Former Oundle PC who sent ‘flirtatious’ texts to vulnerable victims jailed

Jason Farquhar.
Jason Farquhar.

A disgraced former Oundle-based police officer who sent flirtatious texts to vulnerable women he met during his job has been jailed.

Jason Farquhar, 44, admitted six counts of misconduct in public office and one count of misuse of a police computer yesterday (Monday).

Northampton Crown Court heard Farquhar, from Stamford, would send inappropriate texts to women who had given him their number for police purposes.

The texts included calling women ‘gorgeous’, complimenting them on their figure and saying they had ‘great’ breasts and buttocks.

Today, His Honour Judge Mayo jailed the former officer, who was sacked last year, for a total of two years and eight months.

CLICK HERE TO READ A REPORT ON YESTERDAY’S PROCEEDINGS

Deputy chief constable Rachel Swann said: “Our Counter-Corruption Unit carried out a rigorous and thorough two-year inquiry to investigate and establish fully the extent of this officer’s wrong-doing in order to dismiss him from the Force and ultimately bring criminal charges against him.

“I am hugely disappointed by the actions of this former officer, whose behaviour presented a major risk to public confidence in the police.

“We are absolutely determined to root out those officers and staff who abuse their position and choose to engage in highly unprofessional, predatory conduct that in no way meets the standards of professional behaviour expected from a serving officer.

“The investigation into Farquhar began in April 2016 following a complaint of inappropriate behaviour.”

As part of the investigation, detectives spoke to more than 100 women – victims, colleagues, family of suspects or offenders – who Farquhar had had some form of contact with in the previous 12 months in his role as a police officer.

Numerous examples of inappropriate contact by phone, text or social media, and subsequent allegations of sexual misconduct were found.

DCC Swann added: “It’s worth noting we had sufficient complaints and evidence which, although it did not meet the threshold for criminal charges, enabled us to complete misconduct proceedings on the basis of that evidence alone.
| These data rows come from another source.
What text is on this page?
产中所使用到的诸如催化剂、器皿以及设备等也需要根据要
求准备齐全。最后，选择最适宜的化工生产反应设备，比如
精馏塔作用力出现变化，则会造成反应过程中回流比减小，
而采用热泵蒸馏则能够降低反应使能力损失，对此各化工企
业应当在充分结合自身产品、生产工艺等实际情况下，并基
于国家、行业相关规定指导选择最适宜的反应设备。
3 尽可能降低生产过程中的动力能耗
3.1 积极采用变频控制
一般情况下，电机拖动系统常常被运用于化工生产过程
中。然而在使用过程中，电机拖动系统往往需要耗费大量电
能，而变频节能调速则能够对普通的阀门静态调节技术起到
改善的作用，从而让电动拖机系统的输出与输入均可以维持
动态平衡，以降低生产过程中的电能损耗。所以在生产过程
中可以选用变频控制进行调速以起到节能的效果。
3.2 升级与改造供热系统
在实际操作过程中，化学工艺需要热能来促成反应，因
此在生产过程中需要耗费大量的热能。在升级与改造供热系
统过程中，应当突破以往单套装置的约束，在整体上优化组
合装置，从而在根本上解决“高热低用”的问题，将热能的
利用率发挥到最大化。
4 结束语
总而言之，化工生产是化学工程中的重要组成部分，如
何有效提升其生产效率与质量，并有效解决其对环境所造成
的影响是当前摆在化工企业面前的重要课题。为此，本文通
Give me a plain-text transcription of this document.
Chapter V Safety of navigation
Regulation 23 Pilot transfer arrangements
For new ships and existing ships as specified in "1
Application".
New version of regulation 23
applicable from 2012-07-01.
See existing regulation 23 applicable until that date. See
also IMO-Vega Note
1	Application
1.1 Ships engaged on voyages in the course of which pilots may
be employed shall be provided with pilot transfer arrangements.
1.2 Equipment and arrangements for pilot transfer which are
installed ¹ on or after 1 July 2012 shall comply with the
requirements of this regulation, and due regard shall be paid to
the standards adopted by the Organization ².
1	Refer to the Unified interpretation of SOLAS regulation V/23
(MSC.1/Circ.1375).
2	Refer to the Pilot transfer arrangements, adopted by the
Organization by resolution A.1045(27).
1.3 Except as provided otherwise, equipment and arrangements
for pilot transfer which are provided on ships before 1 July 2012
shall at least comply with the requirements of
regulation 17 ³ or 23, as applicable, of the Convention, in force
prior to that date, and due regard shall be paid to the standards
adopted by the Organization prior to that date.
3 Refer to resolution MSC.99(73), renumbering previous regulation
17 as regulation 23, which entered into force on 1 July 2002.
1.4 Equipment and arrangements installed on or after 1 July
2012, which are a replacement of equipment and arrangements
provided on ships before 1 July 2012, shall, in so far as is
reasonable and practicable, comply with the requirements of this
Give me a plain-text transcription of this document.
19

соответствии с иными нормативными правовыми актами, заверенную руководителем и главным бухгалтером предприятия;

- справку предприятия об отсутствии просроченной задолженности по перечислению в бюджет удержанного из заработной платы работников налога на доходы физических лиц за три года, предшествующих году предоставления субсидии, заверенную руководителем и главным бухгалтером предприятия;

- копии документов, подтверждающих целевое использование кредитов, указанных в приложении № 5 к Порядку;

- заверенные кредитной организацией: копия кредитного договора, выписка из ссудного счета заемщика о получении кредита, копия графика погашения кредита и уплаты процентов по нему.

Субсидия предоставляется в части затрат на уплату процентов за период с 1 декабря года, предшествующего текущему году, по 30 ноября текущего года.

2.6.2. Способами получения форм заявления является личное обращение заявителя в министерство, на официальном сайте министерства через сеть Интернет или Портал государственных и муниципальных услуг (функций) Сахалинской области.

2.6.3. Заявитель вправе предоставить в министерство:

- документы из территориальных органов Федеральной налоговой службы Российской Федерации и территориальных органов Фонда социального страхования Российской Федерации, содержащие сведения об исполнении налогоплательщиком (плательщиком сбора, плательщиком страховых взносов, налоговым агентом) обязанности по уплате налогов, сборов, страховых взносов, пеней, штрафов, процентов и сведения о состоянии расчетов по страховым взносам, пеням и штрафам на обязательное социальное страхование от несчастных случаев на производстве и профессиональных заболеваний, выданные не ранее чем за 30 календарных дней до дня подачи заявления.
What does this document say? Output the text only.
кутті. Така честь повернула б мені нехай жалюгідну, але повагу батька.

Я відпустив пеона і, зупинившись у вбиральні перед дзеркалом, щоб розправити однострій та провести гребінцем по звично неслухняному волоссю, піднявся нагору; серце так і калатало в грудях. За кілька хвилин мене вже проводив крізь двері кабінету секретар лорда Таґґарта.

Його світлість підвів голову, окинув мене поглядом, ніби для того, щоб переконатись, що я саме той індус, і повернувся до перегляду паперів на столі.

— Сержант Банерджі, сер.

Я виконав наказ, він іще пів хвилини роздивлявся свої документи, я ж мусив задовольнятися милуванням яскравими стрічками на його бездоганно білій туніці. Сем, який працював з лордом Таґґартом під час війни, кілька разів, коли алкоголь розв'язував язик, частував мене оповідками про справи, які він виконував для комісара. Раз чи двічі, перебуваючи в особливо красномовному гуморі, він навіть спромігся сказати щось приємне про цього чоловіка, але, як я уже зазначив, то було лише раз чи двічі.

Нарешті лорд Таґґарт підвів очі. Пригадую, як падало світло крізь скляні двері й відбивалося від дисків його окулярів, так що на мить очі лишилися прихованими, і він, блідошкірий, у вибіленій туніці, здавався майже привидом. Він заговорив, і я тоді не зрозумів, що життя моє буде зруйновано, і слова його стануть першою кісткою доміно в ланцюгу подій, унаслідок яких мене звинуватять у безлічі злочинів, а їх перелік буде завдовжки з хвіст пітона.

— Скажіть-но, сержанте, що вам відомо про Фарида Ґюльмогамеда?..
“The vast majority of police officers are professional, hard-working and conscientious individuals who will be shocked and appalled at such behaviour by one of their colleagues.

“There is no place in the police service for anyone who abuses in such a way the trust placed in them as a constable.

“Farquhar deliberately and consciously crossed the boundary between his role as a police officer and his personal life, repeatedly breaching the standards of professional behaviour by failing to act with self-control and pursuing improper personal relationships.

“He took advantage of his position to engage in highly inappropriate contact with women, many of whom were in a vulnerable situation.

“They needed the professionalism expected of a police officer not the selfish advances of a sexual predator.

“This, the worst ever such case uncovered within this force, was an absolute abuse of his position and we hope this conviction and his dismissal from the police service goes some way to reassure the public of our determination to identify and deal with unprofessional conduct and, where necessary, pursue the case through the criminal justice system.”

Farquhar was suspended from duty in April 2016 and dismissed from the Force in August 2017 following a fast-track gross misconduct disciplinary hearing.